Please start any new threads on our new site at https://forums.sqlteam.com. We've got lots of great SQL Server experts to answer whatever question you can come up with.

 All Forums
 SQL Server 2005 Forums
 Transact-SQL (2005)
 Effective Date Pattern

Author  Topic 

Page47
Master Smack Fu Yak Hacker

2878 Posts

Posted - 2007-10-03 : 08:11:21
I'm wondering if anyone has a better Effective Date Pattern than what I've been doing.

Simply put, I'm working with a database that has an "Effective Date" (and sometimes an "Effective Sequence", as well) on just about every table.

The two scenarios I most frequently encounter are:
1.) I need to query on the "most recent":

select
...
from
Source.Table t
where
not exists (
select 1
from
Source.Table t1
where
t.PK = t1.PK and
((t.EffectiveDate < t1.EffectiveDate) or
(t.EffectiveDate = t1.EffectiveDate and
t.EffectiveSequence < t1.EffectiveSequence)))


2.) I need to join two tables based on a Foreign Key and an Effective Date (Sequence):

select
...
from
Source.Table t
left join Source.OtherTable ot
on t.FK = ot.PK and
ot.EffectiveDate <= t.EffectiveDate and
not exists (
select 1
from
Source.OtherTable ot1
where
ot.PK = ot1.PK and
ot1.EffectiveDate <= t.EffectiveDate and
((ot.EffectiveDate < ot1.EffectiveDate) or
(ot.EffectiveDate = ot1.EffectiveDate and
ot.EffectiveSequence < ot1.EffectiveSequence)))


Now, this works fine, but I'm wondering if there is a better way. Once I start joining together 15 or so Effective Dated Source tables sprinkled in with many 5+ column candidate keys and some pretty heavy business rules ... my queries a) perform poorly and b) become very difficult to debug.

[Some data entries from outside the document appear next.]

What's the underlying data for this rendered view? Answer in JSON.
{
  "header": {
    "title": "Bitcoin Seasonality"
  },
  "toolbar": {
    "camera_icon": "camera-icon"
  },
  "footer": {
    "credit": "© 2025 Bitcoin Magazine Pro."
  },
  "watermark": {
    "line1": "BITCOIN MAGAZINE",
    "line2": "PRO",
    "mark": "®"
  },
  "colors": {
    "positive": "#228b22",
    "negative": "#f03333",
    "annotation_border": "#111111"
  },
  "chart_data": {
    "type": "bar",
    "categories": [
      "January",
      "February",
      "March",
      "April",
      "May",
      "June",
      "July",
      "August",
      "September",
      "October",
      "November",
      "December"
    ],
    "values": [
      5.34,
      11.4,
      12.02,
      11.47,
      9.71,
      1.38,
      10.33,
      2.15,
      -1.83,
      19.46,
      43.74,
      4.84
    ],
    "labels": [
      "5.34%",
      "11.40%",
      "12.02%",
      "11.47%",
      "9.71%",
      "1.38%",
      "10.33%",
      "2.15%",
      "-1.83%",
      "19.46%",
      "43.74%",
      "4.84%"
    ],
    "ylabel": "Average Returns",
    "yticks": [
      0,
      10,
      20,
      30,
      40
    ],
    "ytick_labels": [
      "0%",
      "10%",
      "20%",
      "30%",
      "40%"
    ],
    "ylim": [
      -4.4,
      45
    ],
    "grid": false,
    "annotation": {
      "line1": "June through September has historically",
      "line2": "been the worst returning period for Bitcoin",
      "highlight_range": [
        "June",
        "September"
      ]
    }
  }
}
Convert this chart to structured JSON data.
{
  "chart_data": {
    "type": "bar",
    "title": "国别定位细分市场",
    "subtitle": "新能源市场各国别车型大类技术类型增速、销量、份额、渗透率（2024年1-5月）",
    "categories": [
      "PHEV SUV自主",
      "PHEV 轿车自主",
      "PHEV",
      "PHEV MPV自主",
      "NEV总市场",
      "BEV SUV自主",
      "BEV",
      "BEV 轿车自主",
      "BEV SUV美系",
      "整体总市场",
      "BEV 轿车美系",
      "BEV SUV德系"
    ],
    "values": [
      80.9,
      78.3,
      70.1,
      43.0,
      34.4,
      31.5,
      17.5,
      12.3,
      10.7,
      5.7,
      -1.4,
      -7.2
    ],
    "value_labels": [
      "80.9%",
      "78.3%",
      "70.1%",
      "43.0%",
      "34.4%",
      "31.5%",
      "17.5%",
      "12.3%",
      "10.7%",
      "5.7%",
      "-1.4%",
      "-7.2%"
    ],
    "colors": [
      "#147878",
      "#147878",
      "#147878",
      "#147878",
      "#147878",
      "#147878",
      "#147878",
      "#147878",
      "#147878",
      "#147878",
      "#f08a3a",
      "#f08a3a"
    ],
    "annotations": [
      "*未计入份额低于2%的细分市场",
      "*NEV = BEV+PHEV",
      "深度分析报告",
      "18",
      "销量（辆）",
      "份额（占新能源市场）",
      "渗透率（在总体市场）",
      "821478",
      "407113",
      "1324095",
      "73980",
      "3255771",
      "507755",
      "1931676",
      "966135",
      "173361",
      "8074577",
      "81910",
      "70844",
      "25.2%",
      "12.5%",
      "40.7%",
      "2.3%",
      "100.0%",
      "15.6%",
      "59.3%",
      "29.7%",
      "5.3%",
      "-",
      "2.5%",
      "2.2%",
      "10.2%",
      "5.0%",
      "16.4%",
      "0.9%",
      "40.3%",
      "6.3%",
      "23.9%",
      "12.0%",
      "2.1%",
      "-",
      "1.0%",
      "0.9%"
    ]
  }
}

I'll admit that I haven't spent a ton of time investigating a better pattern.

Let me also say, I'm well aware of alternatives to the "not exists(<correlated subquery>)" approach, such as the "left join where the right-side is null" and the "in(select max())". I've found that in my domain it is so often true the that "not exists(<correlated subquery>)" is the superior performer, that I hardly even bother to test alternatives anymore.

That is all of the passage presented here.